Chapter 2 ("Supplementation and Undernutrition Affect Survival in Murine AIDS"), chapter 4 ("Trace Elements, Free Radicals, and HIV Progression"), and chapter 7 ("Thiols to Treat AIDS") provide comprehensive theoretical reviews of nutritional factors in HIV. The book contains intriguing chapters on the effects of cigarette smoking on the immune system (chapter 9), of alcohol on the immune system (chapter 8), and of HIV infection on the nutrient intakes of persons living in Japan (chapter 12).
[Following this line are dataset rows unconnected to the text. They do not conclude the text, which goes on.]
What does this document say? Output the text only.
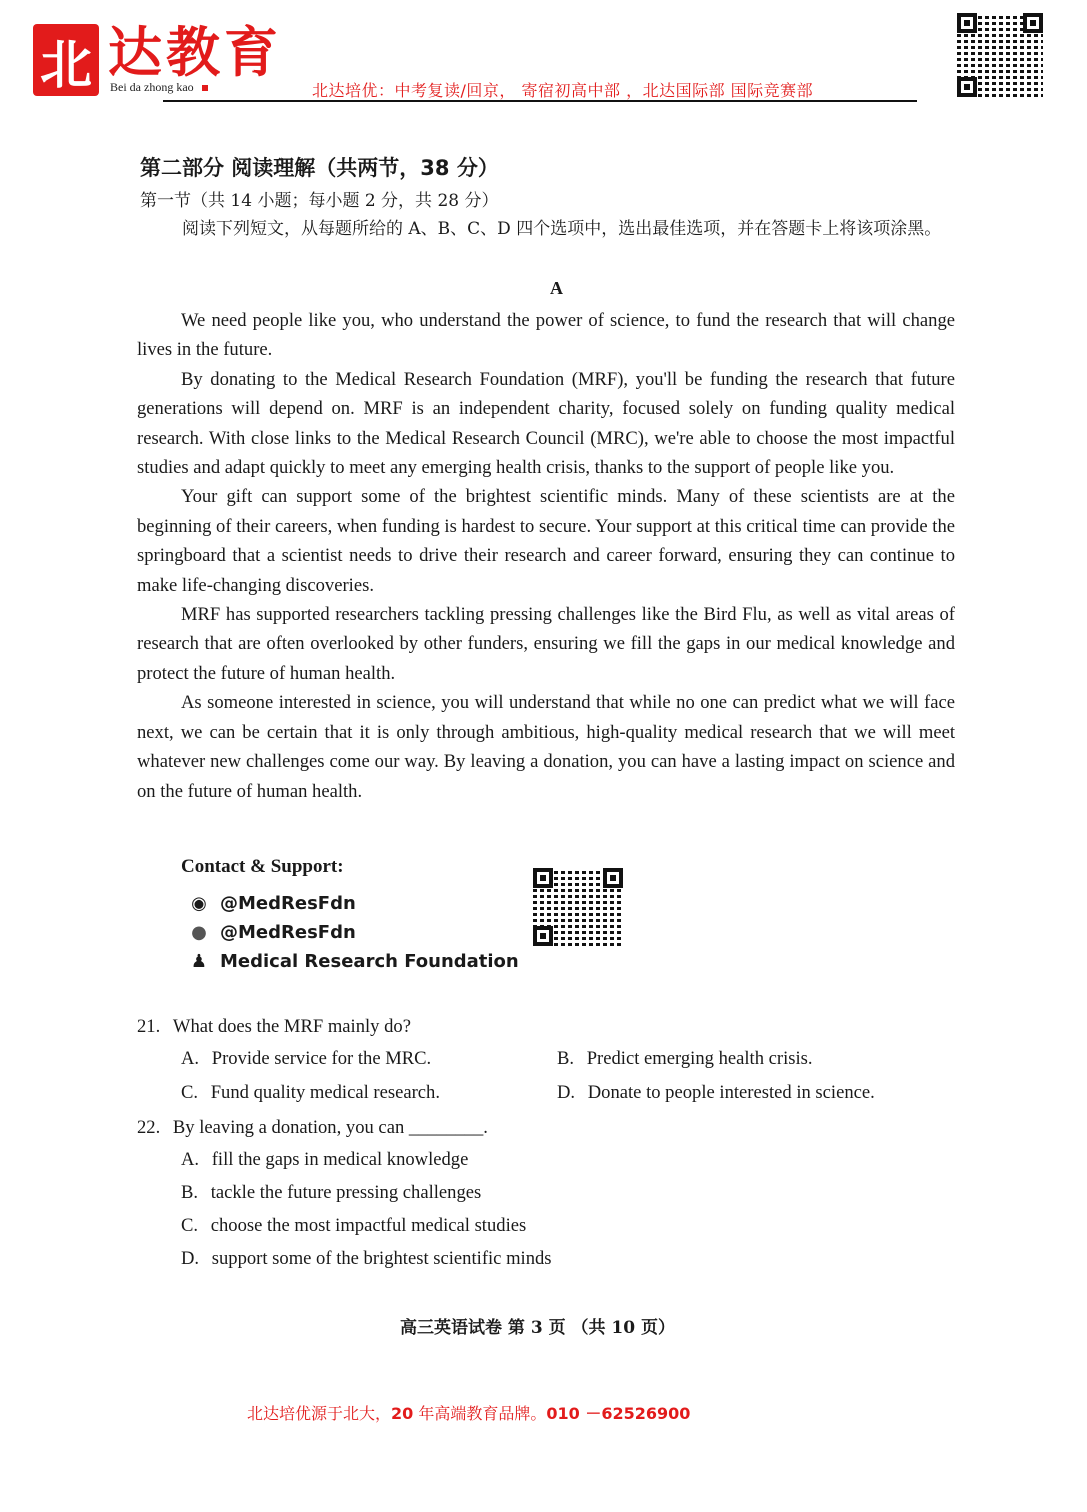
北 达教育
Bei da zhong kao	北达培优：中考复读/回京， 寄宿初高中部 ，北达国际部 国际竞赛部
第二部分 阅读理解（共两节，38 分）
第一节（共 14 小题；每小题 2 分，共 28 分）
阅读下列短文，从每题所给的 A、B、C、D 四个选项中，选出最佳选项，并在答题卡上将该项涂黑。
A

We need people like you, who understand the power of science, to fund the research that will change lives in the future.

By donating to the Medical Research Foundation (MRF), you'll be funding the research that future generations will depend on. MRF is an independent charity, focused solely on funding quality medical research. With close links to the Medical Research Council (MRC), we're able to choose the most impactful studies and adapt quickly to meet any emerging health crisis, thanks to the support of people like you.

Your gift can support some of the brightest scientific minds. Many of these scientists are at the beginning of their careers, when funding is hardest to secure. Your support at this critical time can provide the springboard that a scientist needs to drive their research and career forward, ensuring they can continue to make life-changing discoveries.

MRF has supported researchers tackling pressing challenges like the Bird Flu, as well as vital areas of research that are often overlooked by other funders, ensuring we fill the gaps in our medical knowledge and protect the future of human health.

As someone interested in science, you will understand that while no one can predict what we will face next, we can be certain that it is only through ambitious, high-quality medical research that we will meet whatever new challenges come our way. By leaving a donation, you can have a lasting impact on science and on the future of human health.

Contact & Support:
◉ @MedResFdn
● @MedResFdn
♟ Medical Research Foundation
21. What does the MRF mainly do?
A. Provide service for the MRC.	B. Predict emerging health crisis.
C. Fund quality medical research.	D. Donate to people interested in science.
22. By leaving a donation, you can ________.
A. fill the gaps in medical knowledge
B. tackle the future pressing challenges
C. choose the most impactful medical studies
D. support some of the brightest scientific minds
高三英语试卷 第 3 页 （共 10 页）
北达培优源于北大，20 年高端教育品牌。010 －62526900
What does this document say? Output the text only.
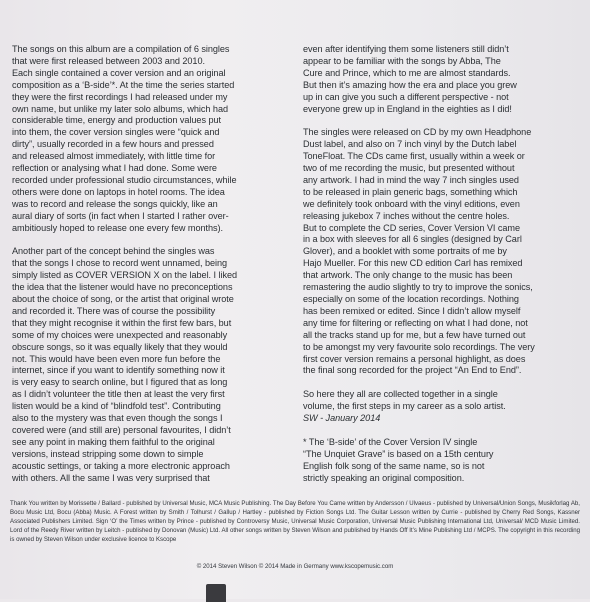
The songs on this album are a compilation of 6 singles
that were first released between 2003 and 2010.
Each single contained a cover version and an original
composition as a ‘B-side’*. At the time the series started
they were the first recordings I had released under my
own name, but unlike my later solo albums, which had
considerable time, energy and production values put
into them, the cover version singles were “quick and
dirty”, usually recorded in a few hours and pressed
and released almost immediately, with little time for
reflection or analysing what I had done. Some were
recorded under professional studio circumstances, while
others were done on laptops in hotel rooms. The idea
was to record and release the songs quickly, like an
aural diary of sorts (in fact when I started I rather over-
ambitiously hoped to release one every few months).

Another part of the concept behind the singles was
that the songs I chose to record went unnamed, being
simply listed as COVER VERSION X on the label. I liked
the idea that the listener would have no preconceptions
about the choice of song, or the artist that original wrote
and recorded it. There was of course the possibility
that they might recognise it within the first few bars, but
some of my choices were unexpected and reasonably
obscure songs, so it was equally likely that they would
not. This would have been even more fun before the
internet, since if you want to identify something now it
is very easy to search online, but I figured that as long
as I didn’t volunteer the title then at least the very first
listen would be a kind of “blindfold test”. Contributing
also to the mystery was that even though the songs I
covered were (and still are) personal favourites, I didn’t
see any point in making them faithful to the original
versions, instead stripping some down to simple
acoustic settings, or taking a more electronic approach
with others. All the same I was very surprised that

even after identifying them some listeners still didn’t
appear to be familiar with the songs by Abba, The
Cure and Prince, which to me are almost standards.
But then it’s amazing how the era and place you grew
up in can give you such a different perspective - not
everyone grew up in England in the eighties as I did!

The singles were released on CD by my own Headphone
Dust label, and also on 7 inch vinyl by the Dutch label
ToneFloat. The CDs came first, usually within a week or
two of me recording the music, but presented without
any artwork. I had in mind the way 7 inch singles used
to be released in plain generic bags, something which
we definitely took onboard with the vinyl editions, even
releasing jukebox 7 inches without the centre holes.
But to complete the CD series, Cover Version VI came
in a box with sleeves for all 6 singles (designed by Carl
Glover), and a booklet with some portraits of me by
Hajo Mueller. For this new CD edition Carl has remixed
that artwork. The only change to the music has been
remastering the audio slightly to try to improve the sonics,
especially on some of the location recordings. Nothing
has been remixed or edited. Since I didn’t allow myself
any time for filtering or reflecting on what I had done, not
all the tracks stand up for me, but a few have turned out
to be amongst my very favourite solo recordings. The very
first cover version remains a personal highlight, as does
the final song recorded for the project “An End to End”.

So here they all are collected together in a single
volume, the first steps in my career as a solo artist.

SW - January 2014

* The ‘B-side’ of the Cover Version IV single
“The Unquiet Grave” is based on a 15th century
English folk song of the same name, so is not
strictly speaking an original composition.

Thank You written by Morissette / Ballard - published by Universal Music, MCA Music Publishing. The Day Before You Came written by Andersson / Ulvaeus - published by Universal/Union Songs, Musikforlag Ab, Bocu Music Ltd, Bocu (Abba) Music. A Forest written by Smith / Tolhurst / Gallup / Hartley - published by Fiction Songs Ltd. The Guitar Lesson written by Currie - published by Cherry Red Songs, Kassner Associated Publishers Limited. Sign ‘O’ the Times written by Prince - published by Controversy Music, Universal Music Corporation, Universal Music Publishing International Ltd, Universal/ MCD Music Limited. Lord of the Reedy River written by Leitch - published by Donovan (Music) Ltd. All other songs written by Steven Wilson and published by Hands Off It’s Mine Publishing Ltd / MCPS. The copyright in this recording is owned by Steven Wilson under exclusive licence to Kscope
© 2014 Steven Wilson © 2014 Made in Germany www.kscopemusic.com
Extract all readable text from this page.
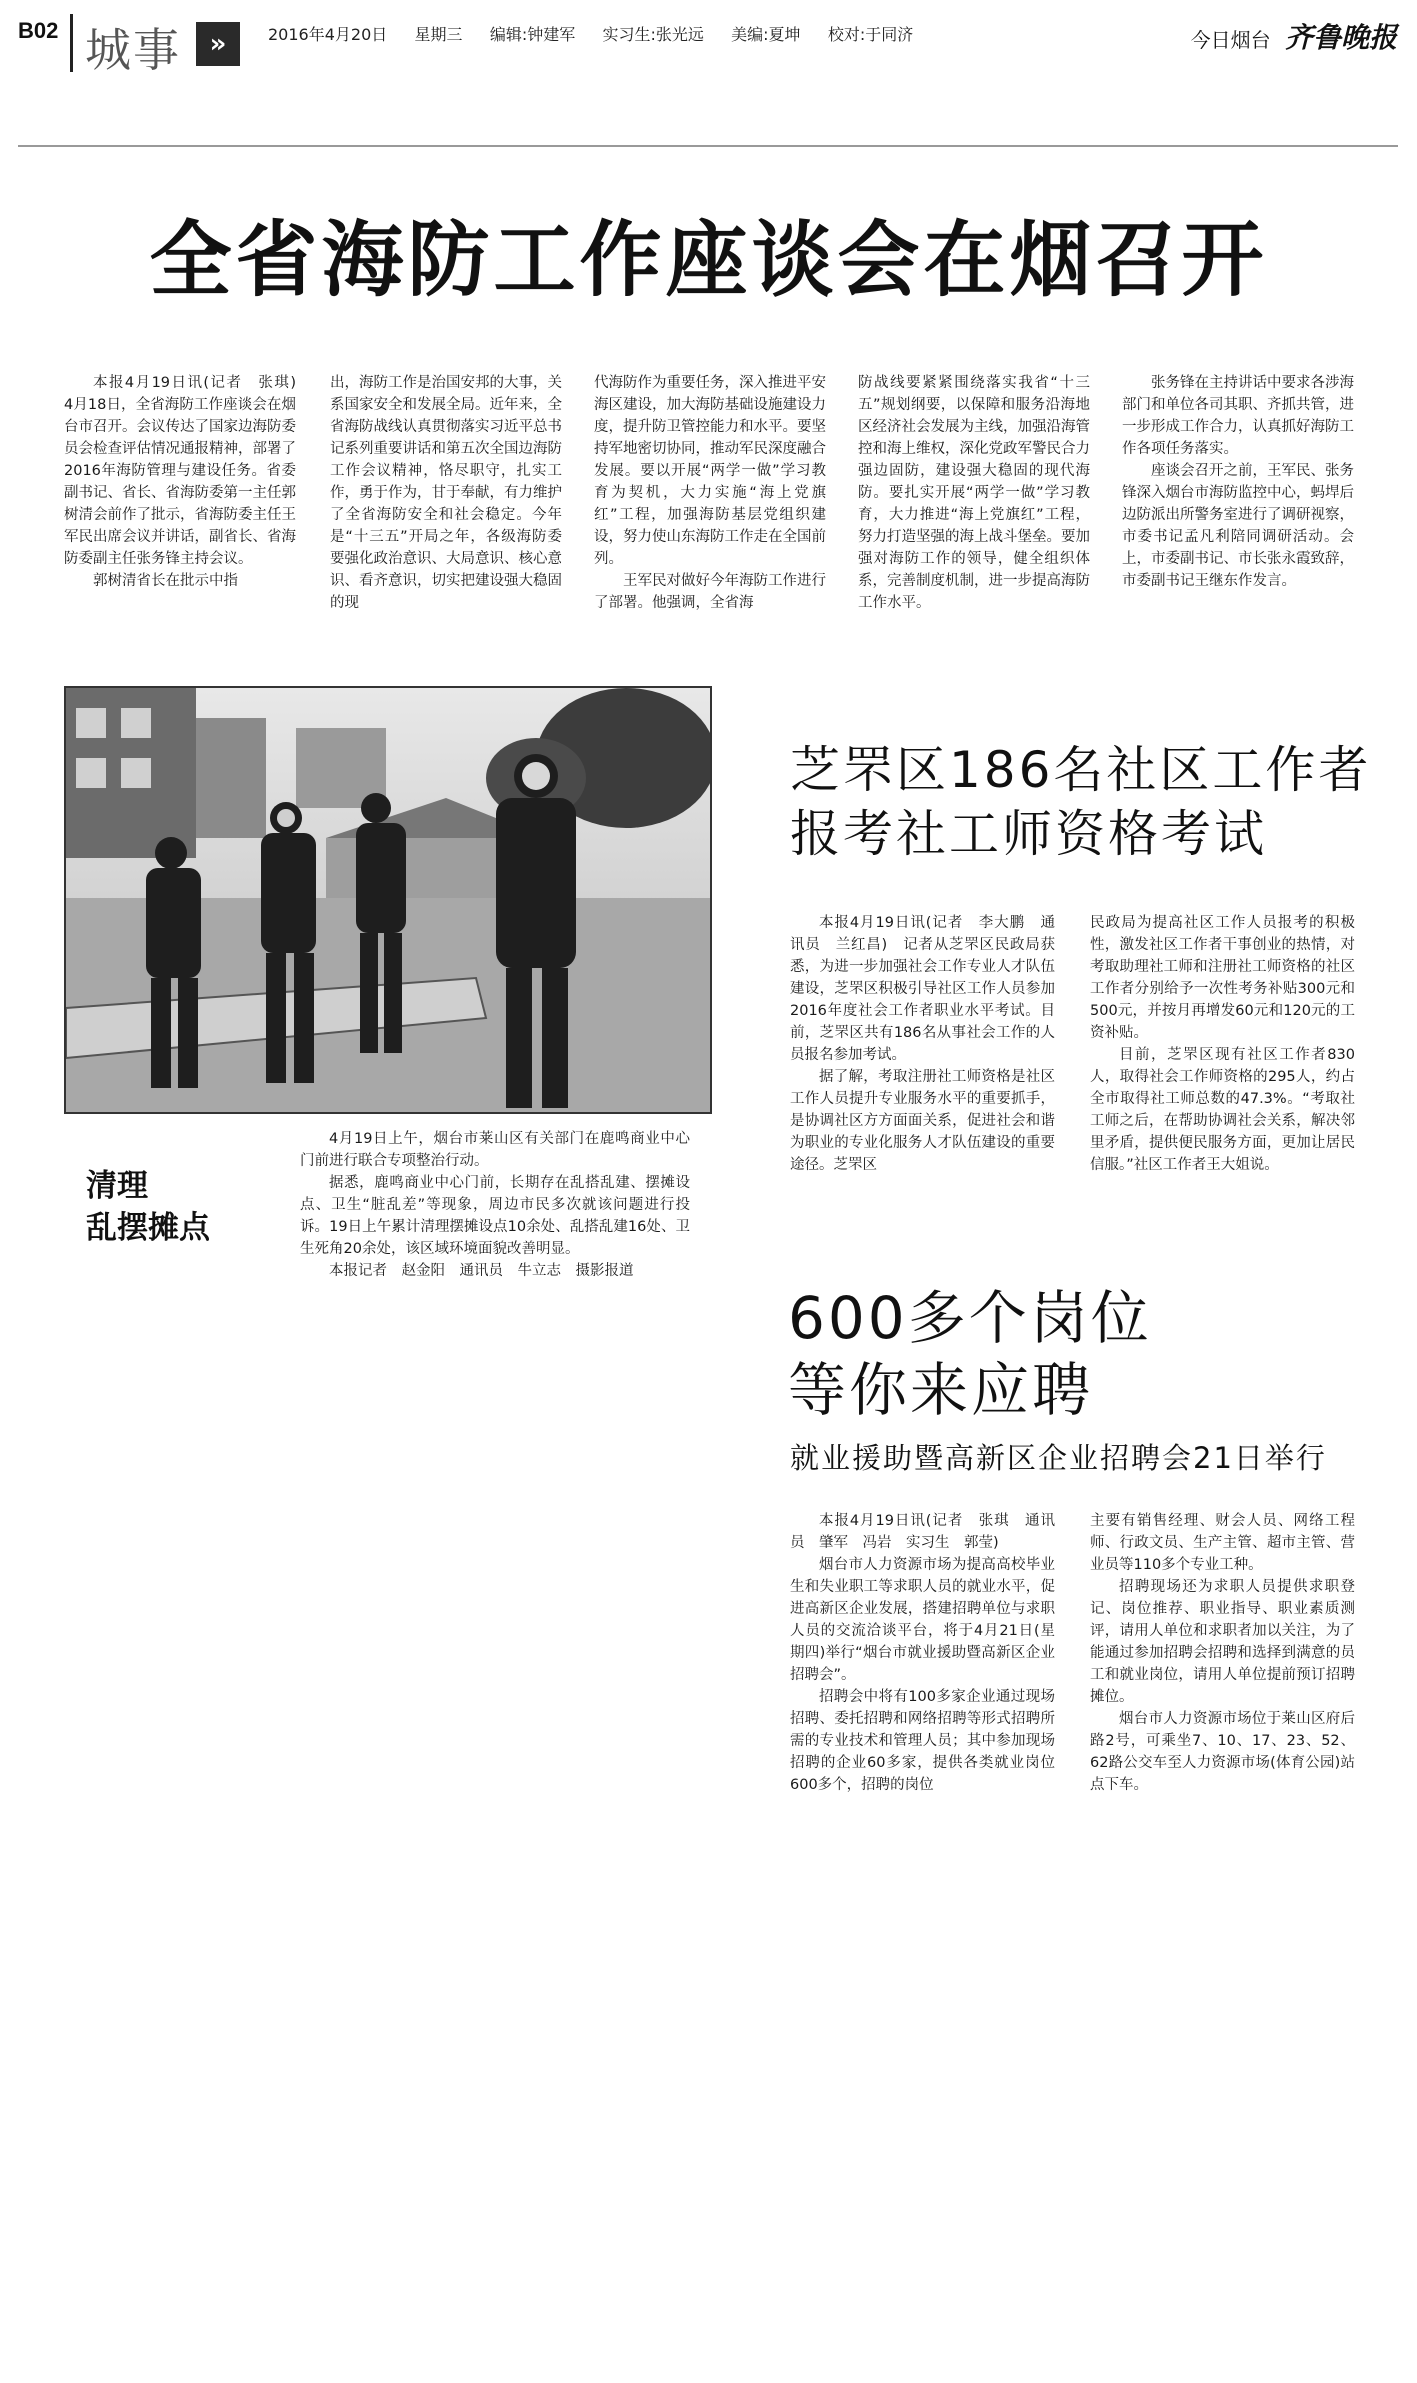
B02 城事	»	2016年4月20日 星期三 编辑:钟建军 实习生:张光远 美编:夏坤 校对:于同济	今日烟台 齐鲁晚报
全省海防工作座谈会在烟召开

本报4月19日讯(记者　张琪)　4月18日，全省海防工作座谈会在烟台市召开。会议传达了国家边海防委员会检查评估情况通报精神，部署了2016年海防管理与建设任务。省委副书记、省长、省海防委第一主任郭树清会前作了批示，省海防委主任王军民出席会议并讲话，副省长、省海防委副主任张务锋主持会议。

郭树清省长在批示中指

出，海防工作是治国安邦的大事，关系国家安全和发展全局。近年来，全省海防战线认真贯彻落实习近平总书记系列重要讲话和第五次全国边海防工作会议精神，恪尽职守，扎实工作，勇于作为，甘于奉献，有力维护了全省海防安全和社会稳定。今年是“十三五”开局之年，各级海防委要强化政治意识、大局意识、核心意识、看齐意识，切实把建设强大稳固的现

代海防作为重要任务，深入推进平安海区建设，加大海防基础设施建设力度，提升防卫管控能力和水平。要坚持军地密切协同，推动军民深度融合发展。要以开展“两学一做”学习教育为契机，大力实施“海上党旗红”工程，加强海防基层党组织建设，努力使山东海防工作走在全国前列。

王军民对做好今年海防工作进行了部署。他强调，全省海

防战线要紧紧围绕落实我省“十三五”规划纲要，以保障和服务沿海地区经济社会发展为主线，加强沿海管控和海上维权，深化党政军警民合力强边固防，建设强大稳固的现代海防。要扎实开展“两学一做”学习教育，大力推进“海上党旗红”工程，努力打造坚强的海上战斗堡垒。要加强对海防工作的领导，健全组织体系，完善制度机制，进一步提高海防工作水平。

张务锋在主持讲话中要求各涉海部门和单位各司其职、齐抓共管，进一步形成工作合力，认真抓好海防工作各项任务落实。

座谈会召开之前，王军民、张务锋深入烟台市海防监控中心，蚂垾后边防派出所警务室进行了调研视察，市委书记孟凡利陪同调研活动。会上，市委副书记、市长张永霞致辞，市委副书记王继东作发言。

清理
乱摆摊点

4月19日上午，烟台市莱山区有关部门在鹿鸣商业中心门前进行联合专项整治行动。

据悉，鹿鸣商业中心门前，长期存在乱搭乱建、摆摊设点、卫生“脏乱差”等现象，周边市民多次就该问题进行投诉。19日上午累计清理摆摊设点10余处、乱搭乱建16处、卫生死角20余处，该区域环境面貌改善明显。

本报记者　赵金阳　通讯员　牛立志　摄影报道

芝罘区186名社区工作者
报考社工师资格考试

本报4月19日讯(记者　李大鹏　通讯员　兰红昌)　记者从芝罘区民政局获悉，为进一步加强社会工作专业人才队伍建设，芝罘区积极引导社区工作人员参加2016年度社会工作者职业水平考试。目前，芝罘区共有186名从事社会工作的人员报名参加考试。

据了解，考取注册社工师资格是社区工作人员提升专业服务水平的重要抓手，是协调社区方方面面关系，促进社会和谐为职业的专业化服务人才队伍建设的重要途径。芝罘区

民政局为提高社区工作人员报考的积极性，激发社区工作者干事创业的热情，对考取助理社工师和注册社工师资格的社区工作者分别给予一次性考务补贴300元和500元，并按月再增发60元和120元的工资补贴。

目前，芝罘区现有社区工作者830人，取得社会工作师资格的295人，约占全市取得社工师总数的47.3%。“考取社工师之后，在帮助协调社会关系，解决邻里矛盾，提供便民服务方面，更加让居民信服。”社区工作者王大姐说。

600多个岗位
等你来应聘
就业援助暨高新区企业招聘会21日举行

本报4月19日讯(记者　张琪　通讯员　肇军　冯岩　实习生　郭莹)

烟台市人力资源市场为提高高校毕业生和失业职工等求职人员的就业水平，促进高新区企业发展，搭建招聘单位与求职人员的交流洽谈平台，将于4月21日(星期四)举行“烟台市就业援助暨高新区企业招聘会”。

招聘会中将有100多家企业通过现场招聘、委托招聘和网络招聘等形式招聘所需的专业技术和管理人员；其中参加现场招聘的企业60多家，提供各类就业岗位600多个，招聘的岗位

主要有销售经理、财会人员、网络工程师、行政文员、生产主管、超市主管、营业员等110多个专业工种。

招聘现场还为求职人员提供求职登记、岗位推荐、职业指导、职业素质测评，请用人单位和求职者加以关注，为了能通过参加招聘会招聘和选择到满意的员工和就业岗位，请用人单位提前预订招聘摊位。

烟台市人力资源市场位于莱山区府后路2号，可乘坐7、10、17、23、52、62路公交车至人力资源市场(体育公园)站点下车。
However, chapter 1 ("Wasting and AIDS in the Era of Highly Active Antiretroviral Therapy") and chapter 10 ("Lipodystrophy: The most Recent Development in HIV Nutrition Care") lack current clinical perspectives of active HIV practitioners.

Finally, an additional difficulty in designing a book on HIV and nutrition is determining which audience to target. The appropriate audience for this book is difficult to determine. It is not designed for a researcher who is active in designing HIV and nutritional studies nor for clinicians who are treating HIV patients because much of the clinical data are out-of-date and the clinical descriptive summaries are simplistic. This textbook is probably best directed toward laboratory-based scientists who have an interest in the theoretical questions raised by HIV and nutrition and could use the book as a basis for reaching a better understanding of these complex issues.